The others kept their distance. Seong-wu's golden light hovered like a warning. Do-hyun sat on a rock, glaring into the wasteland, as though refusing to even look at Hae-won. Ha-young leaned against a broken lamp post, arms folded, her eyes sharp and suspicious.
Only Arin approached.
Her steps were hesitant, careful, like she was approaching something fragile enough to break at a touch. She crouched down in front of him, close enough that he could see her face flicker—sometimes bloodied, dead-eyed from the other timeline, sometimes soft and alive in this one.
"Hae-won…" She whispered his name like she was afraid it might disappear if she spoke it too loudly. "What did you do to yourself?"
He laughed. A broken, dry laugh that caught in his throat. "You think I know? I tried to rewrite the script, Arin. And now I'm the torn page between drafts."
Her hand reached out again, hovering in the air, before settling on his arm. This time it didn't pass through. Warm. Steady. "Then hold on to this one. Hold on to me."
For a moment, the fractured rhythm of his chest steadied. Just a little.

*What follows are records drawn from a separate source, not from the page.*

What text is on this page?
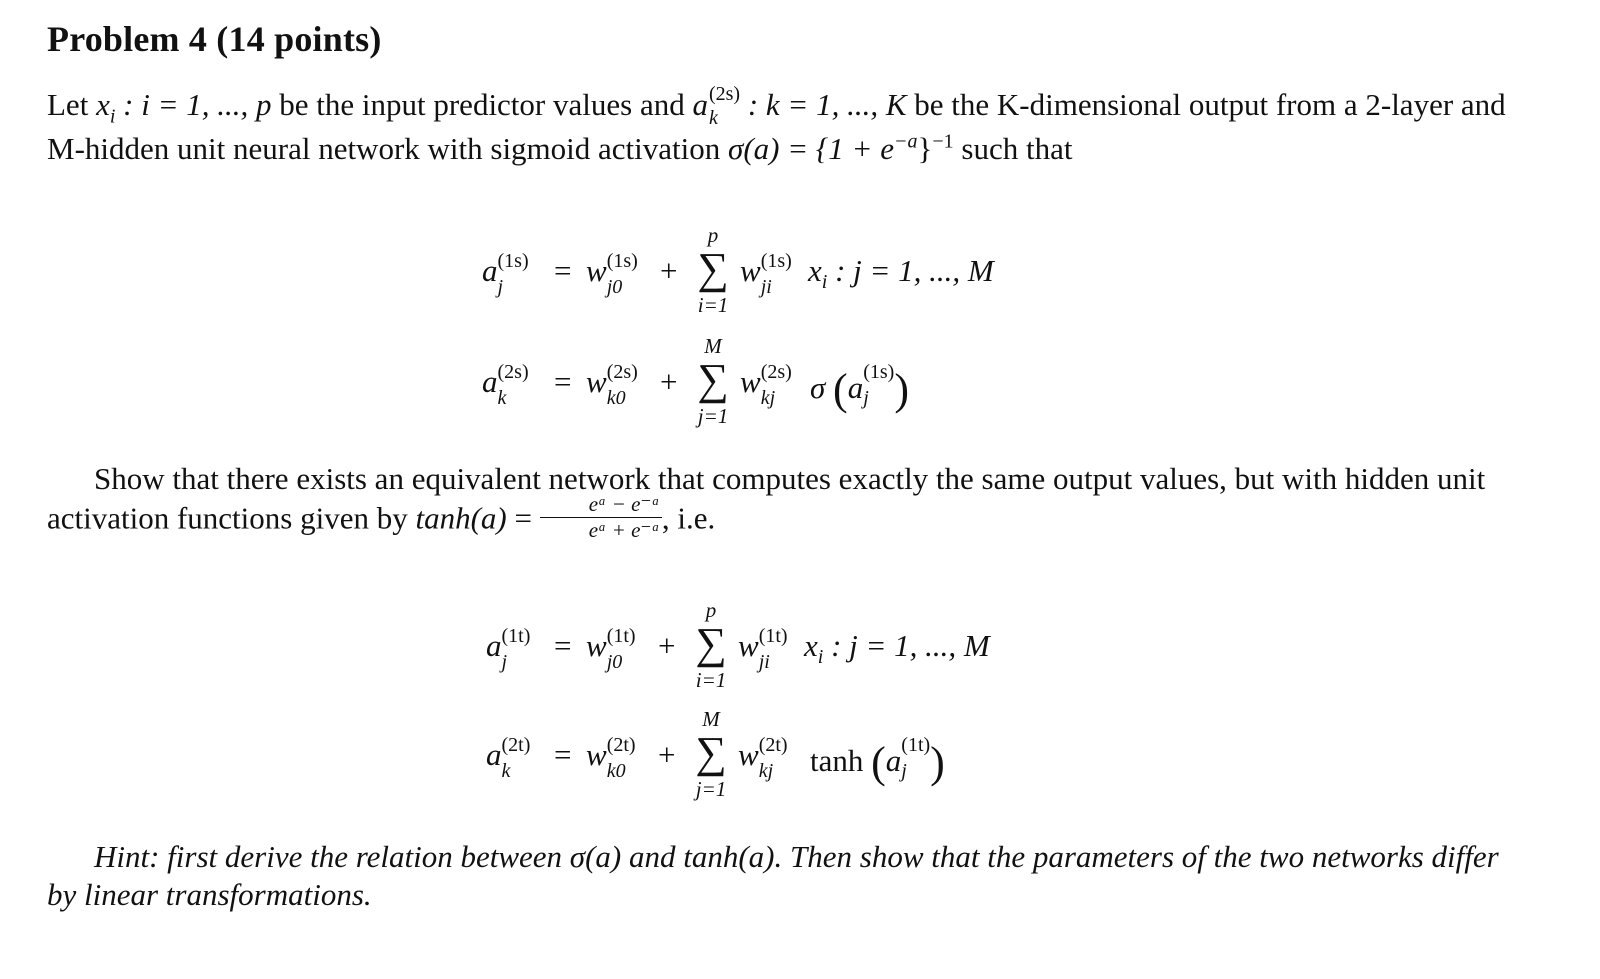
Problem 4 (14 points)
Let $x_i$ : i = 1, ..., p be the input predictor values and a (2s)
k : k = 1, ..., K be the K-dimensional output from a 2-layer and M-hidden unit neural network with sigmoid activation $\sigma(a) = \{1 + e^{-a}\}^{-1}$ such that
a (1s)
j	= w (1s)
j0	+
p
∑
i=1
w (1s)
ji	$x_i$ : j = 1, ..., M
a (2s)
k	= w (2s)
k0	+
M
∑
j=1
w (2s)
kj	σ (a (1s)
j )
Show that there exists an equivalent network that computes exactly the same output values, but with hidden unit activation functions given by $\tanh(a) = \frac{\text{eᵃ − e⁻ᵃ}}{\text{eᵃ + e⁻ᵃ}}$ , i.e.
a (1t)
j	= w (1t)
j0	+
p
∑
i=1
w (1t)
ji	$x_i$ : j = 1, ..., M
a (2t)
k	= w (2t)
k0	+
M
∑
j=1
w (2t)
kj	tanh (a (1t)
j )
Hint: first derive the relation between σ(a) and tanh(a). Then show that the parameters of the two networks differ by linear transformations.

But the system's voice returned before the comfort could root itself.
[ Warning: Timeline Instability Detected. ]
[ Scenario Mutation in Progress. ]
The world shuddered.
The chains above writhed, their links stretching like serpents, slamming down into the cracked ground. The black towers pulsed with a sickly red light, their shapes distorting as if they were being rewritten mid-sentence.
Do-hyun leapt to his feet. "Damn it—it's changing the trial!"

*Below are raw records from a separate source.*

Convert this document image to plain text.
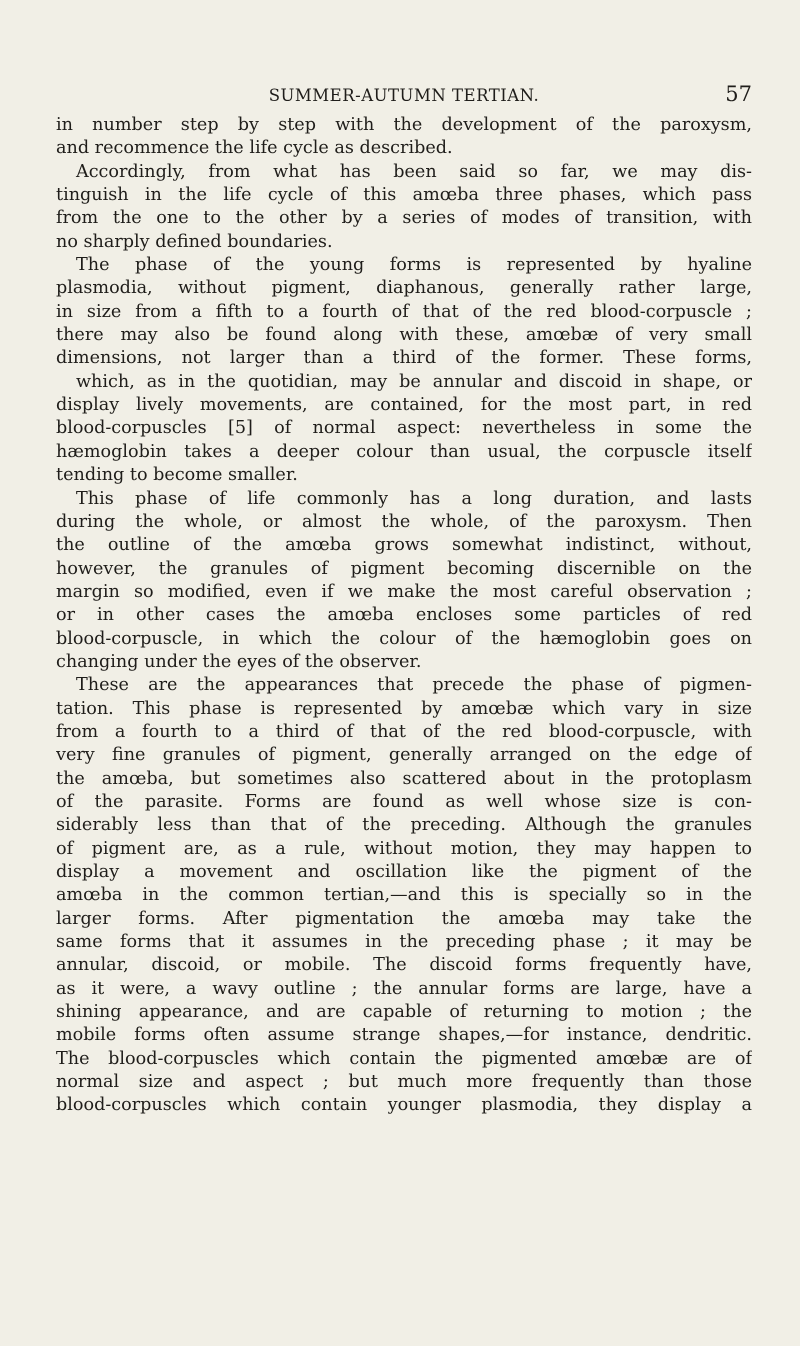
SUMMER-AUTUMN TERTIAN.	57
in number step by step with the development of the paroxysm,
and recommence the life cycle as described.
Accordingly, from what has been said so far, we may dis-
tinguish in the life cycle of this amœba three phases, which pass
from the one to the other by a series of modes of transition, with
no sharply defined boundaries.
The phase of the young forms is represented by hyaline
plasmodia, without pigment, diaphanous, generally rather large,
in size from a fifth to a fourth of that of the red blood-corpuscle ;
there may also be found along with these, amœbæ of very small
dimensions, not larger than a third of the former. These forms,
which, as in the quotidian, may be annular and discoid in shape, or
display lively movements, are contained, for the most part, in red
blood-corpuscles [5] of normal aspect: nevertheless in some the
hæmoglobin takes a deeper colour than usual, the corpuscle itself
tending to become smaller.
This phase of life commonly has a long duration, and lasts
during the whole, or almost the whole, of the paroxysm. Then
the outline of the amœba grows somewhat indistinct, without,
however, the granules of pigment becoming discernible on the
margin so modified, even if we make the most careful observation ;
or in other cases the amœba encloses some particles of red
blood-corpuscle, in which the colour of the hæmoglobin goes on
changing under the eyes of the observer.
These are the appearances that precede the phase of pigmen-
tation. This phase is represented by amœbæ which vary in size
from a fourth to a third of that of the red blood-corpuscle, with
very fine granules of pigment, generally arranged on the edge of
the amœba, but sometimes also scattered about in the protoplasm
of the parasite. Forms are found as well whose size is con-
siderably less than that of the preceding. Although the granules
of pigment are, as a rule, without motion, they may happen to
display a movement and oscillation like the pigment of the
amœba in the common tertian,—and this is specially so in the
larger forms. After pigmentation the amœba may take the
same forms that it assumes in the preceding phase ; it may be
annular, discoid, or mobile. The discoid forms frequently have,
as it were, a wavy outline ; the annular forms are large, have a
shining appearance, and are capable of returning to motion ; the
mobile forms often assume strange shapes,—for instance, dendritic.
The blood-corpuscles which contain the pigmented amœbæ are of
normal size and aspect ; but much more frequently than those
blood-corpuscles which contain younger plasmodia, they display a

Seong-wu's blade snapped free of its sheath, golden aura flaring. "Of course it is. His presence is corrupting the scenario."
Ha-young's lips curved into a bitter smile. "Called it."
Hae-won staggered upright, the sound of screams echoing in his head—not from the present, but from every death he'd lived through. The pain of five hundred endings pressed down on him like molten chains.
Arin grabbed his hand. Her voice was sharp, defiant. "No. Don't you dare blame him for this. If the scenario is unstable, then we fight through it together."
The others hesitated. The chains crashed down around them, splitting the asphalt, spewing sparks of fire and shards of black stone.
Hae-won tightened his grip on Arin's hand, even as his vision blurred, half in this world, half in the other.
Two lives. Two timelines. One choice tearing him in half.
If the system wanted him to collapse, he would drag himself forward anyway. Even if his sanity snapped like the chains above, he would not let her die again.
[ Trial of Chains: Mutated. ]
[ Survive the Collapse. ]
[ Penalty: Erasure of the unstable entity. ]
The message pulsed across the burning sky.